Plusieurs organisations –  en tête desquelles le Comité vérité et justice pour Adama, porté par Assa Traoré, la sœur d’Adama Traoré, mort après son interpellation par des gendarmes à Beaumont-sur-Oise en 2016, affaire très médiatique et dont le traitement judiciaire est toujours en cours – font le parallèle entre ces deux décès. Mettant les polices américaine et française sur un pied d’égalité dans le racisme et les violences illégitimes. La police française est accusée de les ériger en système, elle aussi. La France serait même, selon certains, pire que les États-Unis. Je ne doute pas que des milliers de jeunes qui ont alors manifesté dans les rues étaient pleins de sincérité. Ce qu’ils ignorent, c’est que le mouvement en France est, une fois de plus, porté par plusieurs organisations dont la détestation de la police ne fait aucun doute. Le combat – légitime – est de ce fait même teinté d’une autre cause profondément anti-flics. Sur les réseaux sociaux, des collègues issus de l’immigration essuient des propos violents et racistes, comme Linda Kebbab, policière et porte-parole du syndicat Unité SGP-FO, traitée notamment, pour la plus douce des insultes, d’« Arabe de service », sur Twitter. Et je passe sur le sexisme et la misogynie des commentaires qu’elle reçoit par ailleurs sur son fil. Le 2 juin, lors de la manifestation qui se tient devant le palais de justice à Paris, un policier noir est traité de « vendu » par des manifestants et a, depuis, porté plainte. Le samedi 6 juin, la scène se reproduit lors d’un défilé « antiraciste » et vise cette fois-ci un gendarme mobile : « Vendu, sale vendu ».

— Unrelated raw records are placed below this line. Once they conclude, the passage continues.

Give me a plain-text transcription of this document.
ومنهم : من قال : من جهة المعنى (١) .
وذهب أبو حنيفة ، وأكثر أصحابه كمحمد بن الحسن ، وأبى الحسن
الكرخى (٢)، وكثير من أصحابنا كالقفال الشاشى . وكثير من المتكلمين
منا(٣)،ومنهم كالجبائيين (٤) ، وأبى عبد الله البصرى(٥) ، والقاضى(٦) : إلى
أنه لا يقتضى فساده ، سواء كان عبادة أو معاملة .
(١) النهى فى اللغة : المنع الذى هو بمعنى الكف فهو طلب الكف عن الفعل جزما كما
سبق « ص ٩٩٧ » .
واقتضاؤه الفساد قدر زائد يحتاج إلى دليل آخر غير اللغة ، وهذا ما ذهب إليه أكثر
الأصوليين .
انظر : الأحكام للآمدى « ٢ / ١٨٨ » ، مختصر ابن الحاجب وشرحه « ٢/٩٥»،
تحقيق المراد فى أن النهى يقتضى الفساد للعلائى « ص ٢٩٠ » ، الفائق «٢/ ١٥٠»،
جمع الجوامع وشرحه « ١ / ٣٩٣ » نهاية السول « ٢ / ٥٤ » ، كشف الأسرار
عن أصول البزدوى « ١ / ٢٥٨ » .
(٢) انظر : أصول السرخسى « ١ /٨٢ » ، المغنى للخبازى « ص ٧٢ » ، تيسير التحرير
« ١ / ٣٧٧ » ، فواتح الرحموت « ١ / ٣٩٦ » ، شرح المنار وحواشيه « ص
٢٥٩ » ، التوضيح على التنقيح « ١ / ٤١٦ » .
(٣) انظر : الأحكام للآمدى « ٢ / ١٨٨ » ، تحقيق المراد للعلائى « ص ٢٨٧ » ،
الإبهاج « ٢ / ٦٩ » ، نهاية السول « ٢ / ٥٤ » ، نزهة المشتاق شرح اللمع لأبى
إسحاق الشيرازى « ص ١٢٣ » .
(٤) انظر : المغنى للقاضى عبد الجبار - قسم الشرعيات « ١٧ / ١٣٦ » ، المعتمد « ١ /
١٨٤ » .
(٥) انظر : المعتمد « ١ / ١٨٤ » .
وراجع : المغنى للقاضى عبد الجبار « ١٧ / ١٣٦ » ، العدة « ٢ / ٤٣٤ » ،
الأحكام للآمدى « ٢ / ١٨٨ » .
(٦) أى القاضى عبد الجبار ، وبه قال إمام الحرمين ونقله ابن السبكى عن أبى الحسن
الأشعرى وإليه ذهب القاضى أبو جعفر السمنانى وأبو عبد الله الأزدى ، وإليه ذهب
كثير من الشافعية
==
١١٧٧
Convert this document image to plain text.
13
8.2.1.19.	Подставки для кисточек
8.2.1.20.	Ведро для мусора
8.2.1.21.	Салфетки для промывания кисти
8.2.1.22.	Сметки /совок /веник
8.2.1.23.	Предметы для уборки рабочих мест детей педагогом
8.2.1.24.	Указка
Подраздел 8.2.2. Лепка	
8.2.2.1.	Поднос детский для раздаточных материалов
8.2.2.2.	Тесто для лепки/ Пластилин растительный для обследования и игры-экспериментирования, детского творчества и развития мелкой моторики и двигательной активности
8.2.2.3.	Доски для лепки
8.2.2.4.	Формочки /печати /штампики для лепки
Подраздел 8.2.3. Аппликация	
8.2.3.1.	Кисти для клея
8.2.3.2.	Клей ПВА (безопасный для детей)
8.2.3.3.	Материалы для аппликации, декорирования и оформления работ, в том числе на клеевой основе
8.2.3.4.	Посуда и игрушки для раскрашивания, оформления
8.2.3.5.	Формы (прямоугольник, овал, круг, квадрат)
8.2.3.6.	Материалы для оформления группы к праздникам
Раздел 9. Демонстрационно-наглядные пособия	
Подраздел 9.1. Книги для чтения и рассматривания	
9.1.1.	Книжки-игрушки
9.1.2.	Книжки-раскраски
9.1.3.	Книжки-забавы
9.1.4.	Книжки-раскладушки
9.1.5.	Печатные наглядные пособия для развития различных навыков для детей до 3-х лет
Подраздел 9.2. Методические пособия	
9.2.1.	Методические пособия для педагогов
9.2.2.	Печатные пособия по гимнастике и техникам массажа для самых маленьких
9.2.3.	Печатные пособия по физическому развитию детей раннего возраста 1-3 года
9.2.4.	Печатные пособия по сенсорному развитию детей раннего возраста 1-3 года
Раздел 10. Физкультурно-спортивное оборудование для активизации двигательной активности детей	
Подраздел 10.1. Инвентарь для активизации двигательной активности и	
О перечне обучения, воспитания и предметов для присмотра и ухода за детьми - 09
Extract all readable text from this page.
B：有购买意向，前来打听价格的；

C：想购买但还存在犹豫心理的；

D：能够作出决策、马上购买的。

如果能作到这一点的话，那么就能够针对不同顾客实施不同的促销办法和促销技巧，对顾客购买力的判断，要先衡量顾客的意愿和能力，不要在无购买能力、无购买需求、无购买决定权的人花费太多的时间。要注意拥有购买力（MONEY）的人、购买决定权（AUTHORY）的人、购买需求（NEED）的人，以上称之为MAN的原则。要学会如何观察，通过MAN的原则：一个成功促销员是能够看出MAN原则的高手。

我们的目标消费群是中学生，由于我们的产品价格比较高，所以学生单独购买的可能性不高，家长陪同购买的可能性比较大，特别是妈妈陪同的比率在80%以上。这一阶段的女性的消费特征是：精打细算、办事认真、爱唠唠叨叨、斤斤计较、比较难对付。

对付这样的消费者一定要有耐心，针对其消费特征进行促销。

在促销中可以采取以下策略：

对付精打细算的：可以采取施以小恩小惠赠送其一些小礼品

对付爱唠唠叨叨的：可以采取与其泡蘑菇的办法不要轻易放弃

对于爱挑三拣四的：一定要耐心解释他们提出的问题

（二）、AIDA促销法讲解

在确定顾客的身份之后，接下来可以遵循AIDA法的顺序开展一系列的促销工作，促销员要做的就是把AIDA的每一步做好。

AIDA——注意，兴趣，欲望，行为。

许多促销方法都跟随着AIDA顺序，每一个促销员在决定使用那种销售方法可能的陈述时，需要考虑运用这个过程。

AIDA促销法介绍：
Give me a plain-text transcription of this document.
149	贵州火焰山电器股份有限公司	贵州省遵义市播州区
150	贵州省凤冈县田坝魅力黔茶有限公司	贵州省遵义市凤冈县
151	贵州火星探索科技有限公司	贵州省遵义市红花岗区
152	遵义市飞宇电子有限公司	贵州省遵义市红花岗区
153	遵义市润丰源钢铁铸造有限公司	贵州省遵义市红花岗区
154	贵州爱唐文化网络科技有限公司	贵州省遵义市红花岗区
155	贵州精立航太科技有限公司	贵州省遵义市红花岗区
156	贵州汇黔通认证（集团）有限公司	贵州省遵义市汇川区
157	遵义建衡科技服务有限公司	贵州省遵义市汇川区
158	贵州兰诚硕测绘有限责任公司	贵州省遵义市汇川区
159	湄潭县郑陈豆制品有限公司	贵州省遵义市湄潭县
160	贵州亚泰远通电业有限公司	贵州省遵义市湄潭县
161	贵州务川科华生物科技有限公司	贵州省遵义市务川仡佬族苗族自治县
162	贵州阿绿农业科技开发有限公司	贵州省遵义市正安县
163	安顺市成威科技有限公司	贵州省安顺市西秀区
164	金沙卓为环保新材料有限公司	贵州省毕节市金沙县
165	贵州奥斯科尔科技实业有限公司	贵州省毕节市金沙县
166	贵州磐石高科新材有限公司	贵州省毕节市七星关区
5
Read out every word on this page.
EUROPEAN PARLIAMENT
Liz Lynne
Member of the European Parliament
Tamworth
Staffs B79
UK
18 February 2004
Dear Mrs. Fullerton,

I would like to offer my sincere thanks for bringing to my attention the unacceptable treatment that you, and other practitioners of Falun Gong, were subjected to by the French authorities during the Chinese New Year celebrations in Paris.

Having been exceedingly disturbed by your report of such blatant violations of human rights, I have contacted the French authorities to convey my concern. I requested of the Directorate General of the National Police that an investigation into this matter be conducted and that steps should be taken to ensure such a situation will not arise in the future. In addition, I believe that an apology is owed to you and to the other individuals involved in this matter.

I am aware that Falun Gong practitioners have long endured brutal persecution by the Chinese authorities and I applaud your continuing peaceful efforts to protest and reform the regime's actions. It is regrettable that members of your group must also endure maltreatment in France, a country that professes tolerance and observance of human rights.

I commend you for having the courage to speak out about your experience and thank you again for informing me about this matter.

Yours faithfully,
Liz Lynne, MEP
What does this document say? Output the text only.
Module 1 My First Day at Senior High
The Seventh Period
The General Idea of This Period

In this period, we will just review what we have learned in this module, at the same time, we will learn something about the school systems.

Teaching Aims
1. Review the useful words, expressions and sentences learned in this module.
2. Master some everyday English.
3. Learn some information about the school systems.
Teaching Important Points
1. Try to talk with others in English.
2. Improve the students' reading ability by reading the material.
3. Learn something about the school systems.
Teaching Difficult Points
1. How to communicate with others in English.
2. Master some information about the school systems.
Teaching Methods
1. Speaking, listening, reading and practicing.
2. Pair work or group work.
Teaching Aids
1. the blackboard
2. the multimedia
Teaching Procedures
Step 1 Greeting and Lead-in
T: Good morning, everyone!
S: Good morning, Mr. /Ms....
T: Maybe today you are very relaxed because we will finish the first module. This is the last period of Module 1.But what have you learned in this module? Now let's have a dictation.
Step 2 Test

«  La police nationale n’est pas parfaite, et les bonnes âmes sont bienvenues pour l’améliorer. Mais nous ne laisserons pas nos frères d’armes être traités de racistes, et nous de victimes consentantes. Nous refusons l’affirmation que “La police est raciste” », s’insurgent une soixantaine de collègues issus de la diversité, dans une tribune collective publiée dans Marianne le 11 juin 2020 (Tribune «  Nous, policiers issus de la diversité, ne sommes pas des “vendus”, des “Nègres de maison” ou des “Arabes de service” »). Je souscris totalement à leurs propos.

Plusieurs choses doivent être dites, et clairement. La première, c’est que personne ne devrait mourir lors d’une interpellation. Les techniques en la matière se discutent et font désormais débat. Une scène, juste une. Un jeune flic sorti d’école se retrouve en équipage sur un appel au 17 police-secours. Une femme battue, des violences conjugales. Le compagnon, ivre, a failli tuer son épouse. La porte ouverte de l’appartement laisse apparaître un type costaud, agressif, qui refuse de se laisser interpeller. Comment faire ? Le jeune policier lui envoie un coup de gaz lacrymogène à la figure et, avec ses deux collègues, lui saute dessus pour tenter de le maîtriser. Les trois flics se débattent avec ce gars violent, bourré, tandis que la femme pleure, recroquevillée dans un coin du couloir, alors que le bruit de la sirène des pompiers qui arrivent se fait entendre. Le mec ivre gigote toujours et finit en position de plaquage ventral, face contre terre sur la moquette. Pendant qu’un policier maîtrise les jambes, le jeune flic a posé un genou sur son dos et pèse pour attraper les bras avec l’un de ses collègues pour tenter le menottage. Le plaquage ventral s’apprend, comme la technique dite de l’étranglement, qui se nomme en fait « prise arrière ». Cette technique, si elle est mal maîtrisée, peut mal finir, comme toute action violente, même en sport de combat. Mais lors d’une interpellation violente, face à quelqu’un de fort, qui se montre très agressif, menace les collègues, la technique s’appelle plutôt « Je fais comme je peux », même s’il y a des briefings et des retours d’expérience pour améliorer les choses. Cela dit, des interpellations, il y en a tous les jours, et les décès, dramatiques, sont heureusement très rares. En France, jamais un policier ne resterait sur le cou, pesant sur la carotide d’une personne au sol, pendant huit minutes. Les morts lors d’interpellations aux États-Unis, qui se font aussi par balles, ne peuvent pas se produire en France.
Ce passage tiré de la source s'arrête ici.